Its CEO, Sebastien Gendron, said the company’s goal is to develop both transportation pod and tube technology from the ground up, so that it can be marketed and installed worldwide.

The idea of hyperloop transportation involves passenger pods that move through low-pressure pipelines at jet-airliner speeds over medium-length distances – too far for cars but too short for air travel.

Several companies and universities have been racing to be first with the technology since the idea was floated by SpaceX and Tesla founder Elon Musk in 2012.

Gendron said two University of Calgary alumni who have an interest in the technology talked him into coming to the province to look at its major cities and the corridor between them as a place to do business.

“They really shared with me their motivation to bring that technology to the province and I said, ‘Sure, I’m open to it if you’re ready to take on the challenge. Let’s do some initial business development work,’” he said.

Daniel Juck is one of the two who talked Gendron into a visit. The former oil and gas engineer is working on his MBA at the University of Calgary, and ended up using the example of hyperloop technology for a class presentation.

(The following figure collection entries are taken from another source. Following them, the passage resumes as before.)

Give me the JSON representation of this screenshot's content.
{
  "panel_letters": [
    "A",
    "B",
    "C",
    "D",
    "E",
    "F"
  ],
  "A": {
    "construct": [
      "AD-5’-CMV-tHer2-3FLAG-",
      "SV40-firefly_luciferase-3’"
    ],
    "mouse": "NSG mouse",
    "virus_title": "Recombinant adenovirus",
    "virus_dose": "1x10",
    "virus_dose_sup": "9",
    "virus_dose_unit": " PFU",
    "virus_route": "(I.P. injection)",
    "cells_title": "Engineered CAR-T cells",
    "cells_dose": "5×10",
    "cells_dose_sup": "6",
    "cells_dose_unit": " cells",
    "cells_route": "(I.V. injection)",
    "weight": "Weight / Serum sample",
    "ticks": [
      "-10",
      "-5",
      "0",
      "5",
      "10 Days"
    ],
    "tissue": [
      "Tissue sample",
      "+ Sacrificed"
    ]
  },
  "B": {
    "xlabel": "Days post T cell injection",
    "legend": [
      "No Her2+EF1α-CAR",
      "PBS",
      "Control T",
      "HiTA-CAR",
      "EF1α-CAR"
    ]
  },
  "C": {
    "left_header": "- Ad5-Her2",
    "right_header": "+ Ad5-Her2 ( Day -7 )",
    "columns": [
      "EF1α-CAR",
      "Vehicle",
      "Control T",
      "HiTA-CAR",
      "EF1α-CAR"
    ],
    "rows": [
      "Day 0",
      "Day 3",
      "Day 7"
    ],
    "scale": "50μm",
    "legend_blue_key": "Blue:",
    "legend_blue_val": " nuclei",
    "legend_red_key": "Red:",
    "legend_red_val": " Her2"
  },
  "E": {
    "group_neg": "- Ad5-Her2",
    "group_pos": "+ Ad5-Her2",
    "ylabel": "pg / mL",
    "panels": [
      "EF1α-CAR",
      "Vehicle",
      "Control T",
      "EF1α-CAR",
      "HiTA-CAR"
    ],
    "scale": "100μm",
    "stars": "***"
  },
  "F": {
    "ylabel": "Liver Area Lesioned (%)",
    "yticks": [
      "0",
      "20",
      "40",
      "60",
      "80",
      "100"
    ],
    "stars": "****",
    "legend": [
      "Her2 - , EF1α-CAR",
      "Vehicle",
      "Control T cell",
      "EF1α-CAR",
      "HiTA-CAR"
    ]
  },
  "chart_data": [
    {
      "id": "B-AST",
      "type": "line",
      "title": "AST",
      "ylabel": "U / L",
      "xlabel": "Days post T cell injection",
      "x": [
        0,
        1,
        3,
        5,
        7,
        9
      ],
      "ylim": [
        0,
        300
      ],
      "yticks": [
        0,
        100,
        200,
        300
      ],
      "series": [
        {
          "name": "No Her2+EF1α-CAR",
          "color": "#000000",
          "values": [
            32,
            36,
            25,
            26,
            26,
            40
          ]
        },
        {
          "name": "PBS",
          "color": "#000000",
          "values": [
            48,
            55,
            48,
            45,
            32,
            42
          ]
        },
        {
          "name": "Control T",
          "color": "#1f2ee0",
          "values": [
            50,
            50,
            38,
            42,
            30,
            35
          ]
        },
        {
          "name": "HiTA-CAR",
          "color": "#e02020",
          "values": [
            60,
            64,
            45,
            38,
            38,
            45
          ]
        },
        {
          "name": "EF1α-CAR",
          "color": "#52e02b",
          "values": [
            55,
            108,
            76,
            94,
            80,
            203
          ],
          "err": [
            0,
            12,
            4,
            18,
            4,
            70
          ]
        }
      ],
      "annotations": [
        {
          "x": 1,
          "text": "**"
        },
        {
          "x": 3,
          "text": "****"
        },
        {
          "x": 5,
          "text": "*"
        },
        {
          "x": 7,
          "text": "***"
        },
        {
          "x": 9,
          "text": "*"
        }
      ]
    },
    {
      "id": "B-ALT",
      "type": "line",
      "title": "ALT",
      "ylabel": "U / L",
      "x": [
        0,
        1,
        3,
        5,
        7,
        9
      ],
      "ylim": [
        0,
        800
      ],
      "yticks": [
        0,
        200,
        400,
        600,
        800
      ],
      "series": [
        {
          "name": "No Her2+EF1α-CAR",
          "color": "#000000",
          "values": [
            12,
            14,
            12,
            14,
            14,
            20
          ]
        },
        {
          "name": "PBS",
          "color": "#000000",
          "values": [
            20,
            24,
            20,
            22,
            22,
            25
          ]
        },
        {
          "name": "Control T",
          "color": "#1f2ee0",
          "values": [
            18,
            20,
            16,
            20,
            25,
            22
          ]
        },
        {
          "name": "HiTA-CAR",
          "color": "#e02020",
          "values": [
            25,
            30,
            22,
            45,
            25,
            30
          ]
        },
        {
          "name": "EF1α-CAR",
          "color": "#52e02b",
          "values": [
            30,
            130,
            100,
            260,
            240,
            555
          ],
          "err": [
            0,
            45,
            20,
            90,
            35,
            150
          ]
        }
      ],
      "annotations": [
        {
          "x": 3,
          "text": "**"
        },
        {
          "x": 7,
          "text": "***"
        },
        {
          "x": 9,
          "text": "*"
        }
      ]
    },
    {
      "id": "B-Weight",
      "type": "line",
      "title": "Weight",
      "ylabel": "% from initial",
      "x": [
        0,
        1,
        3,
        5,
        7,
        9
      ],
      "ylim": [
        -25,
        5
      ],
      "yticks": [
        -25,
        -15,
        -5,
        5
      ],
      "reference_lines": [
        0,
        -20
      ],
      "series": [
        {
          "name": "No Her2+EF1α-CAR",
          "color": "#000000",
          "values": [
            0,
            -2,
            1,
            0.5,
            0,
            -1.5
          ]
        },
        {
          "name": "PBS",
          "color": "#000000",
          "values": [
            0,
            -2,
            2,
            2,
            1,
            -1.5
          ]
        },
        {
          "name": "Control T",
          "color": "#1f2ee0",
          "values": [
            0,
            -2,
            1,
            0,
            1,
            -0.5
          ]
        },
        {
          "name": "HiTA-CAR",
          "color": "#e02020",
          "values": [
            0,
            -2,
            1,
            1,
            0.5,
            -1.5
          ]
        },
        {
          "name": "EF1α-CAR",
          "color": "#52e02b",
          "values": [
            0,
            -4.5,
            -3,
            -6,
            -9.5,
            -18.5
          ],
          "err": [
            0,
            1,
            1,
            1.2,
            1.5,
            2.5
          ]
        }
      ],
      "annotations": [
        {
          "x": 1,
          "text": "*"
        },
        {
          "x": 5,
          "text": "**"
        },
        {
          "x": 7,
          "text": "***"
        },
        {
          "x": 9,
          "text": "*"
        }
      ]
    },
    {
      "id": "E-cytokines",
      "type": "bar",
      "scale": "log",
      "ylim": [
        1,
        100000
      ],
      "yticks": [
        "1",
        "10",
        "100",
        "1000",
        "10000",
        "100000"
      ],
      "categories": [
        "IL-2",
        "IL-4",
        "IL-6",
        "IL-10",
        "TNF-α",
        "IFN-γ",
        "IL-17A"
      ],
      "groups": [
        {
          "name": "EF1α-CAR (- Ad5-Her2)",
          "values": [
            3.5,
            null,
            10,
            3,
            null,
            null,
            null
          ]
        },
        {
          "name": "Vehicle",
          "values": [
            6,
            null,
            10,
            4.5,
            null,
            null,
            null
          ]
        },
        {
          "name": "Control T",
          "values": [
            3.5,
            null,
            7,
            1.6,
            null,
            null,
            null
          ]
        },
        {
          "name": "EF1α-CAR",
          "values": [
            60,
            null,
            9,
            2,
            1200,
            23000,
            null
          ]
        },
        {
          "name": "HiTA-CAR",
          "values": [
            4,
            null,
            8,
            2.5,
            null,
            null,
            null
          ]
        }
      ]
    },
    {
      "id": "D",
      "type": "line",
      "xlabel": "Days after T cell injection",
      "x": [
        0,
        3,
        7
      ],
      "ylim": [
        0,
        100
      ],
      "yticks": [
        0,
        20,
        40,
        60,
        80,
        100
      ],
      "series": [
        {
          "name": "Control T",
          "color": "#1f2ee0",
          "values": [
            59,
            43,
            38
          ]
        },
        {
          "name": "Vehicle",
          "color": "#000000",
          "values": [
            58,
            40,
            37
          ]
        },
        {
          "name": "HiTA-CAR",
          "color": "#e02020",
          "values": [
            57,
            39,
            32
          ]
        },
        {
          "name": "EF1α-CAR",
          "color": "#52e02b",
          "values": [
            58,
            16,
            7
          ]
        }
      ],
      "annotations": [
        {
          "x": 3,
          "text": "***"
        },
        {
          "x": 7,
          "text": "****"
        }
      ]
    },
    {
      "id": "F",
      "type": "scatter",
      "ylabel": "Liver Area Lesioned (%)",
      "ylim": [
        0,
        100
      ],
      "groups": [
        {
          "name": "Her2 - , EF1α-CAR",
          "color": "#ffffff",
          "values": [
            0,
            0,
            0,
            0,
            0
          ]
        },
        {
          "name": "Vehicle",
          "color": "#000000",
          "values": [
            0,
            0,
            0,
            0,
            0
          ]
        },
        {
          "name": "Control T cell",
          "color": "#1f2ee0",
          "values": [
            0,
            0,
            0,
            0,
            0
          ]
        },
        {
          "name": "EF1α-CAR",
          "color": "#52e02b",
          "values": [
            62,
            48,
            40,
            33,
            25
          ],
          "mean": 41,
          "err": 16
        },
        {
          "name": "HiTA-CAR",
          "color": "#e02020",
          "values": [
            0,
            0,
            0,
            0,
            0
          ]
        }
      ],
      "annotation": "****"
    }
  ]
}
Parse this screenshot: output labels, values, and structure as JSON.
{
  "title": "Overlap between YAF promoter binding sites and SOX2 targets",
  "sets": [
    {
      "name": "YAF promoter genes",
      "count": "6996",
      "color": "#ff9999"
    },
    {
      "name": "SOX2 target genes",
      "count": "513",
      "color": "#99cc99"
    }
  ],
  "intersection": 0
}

“I travelled between Edmonton and Calgary due to my previous work,” said Juck. “I was always thinking, ‘Why is there no train?’”

His class project morphed into ongoing communication with Gendron, to the point where he and fellow engineer and hyperloop enthusiast Igor Avli set up the four-day tour.

The men say Gendron will be meeting with government officials at the municipal and provincial level, along with potential investors and university representatives, although they were not prepared to give specifics.

Gendron said his company’s stated goal has been a hyperloop track between Toronto and Montreal, but he sees merit in an Edmonton-Calgary link as well.

“The two locations we’re prospecting are Alberta and Ontario – but definitely the one that is showing the most amount of interest is Alberta,” he said.

His immediate interest is in setting up a research and development facility, and a test track for the pods.

“I’m looking forward to come and see what we can do in Alberta,” he said.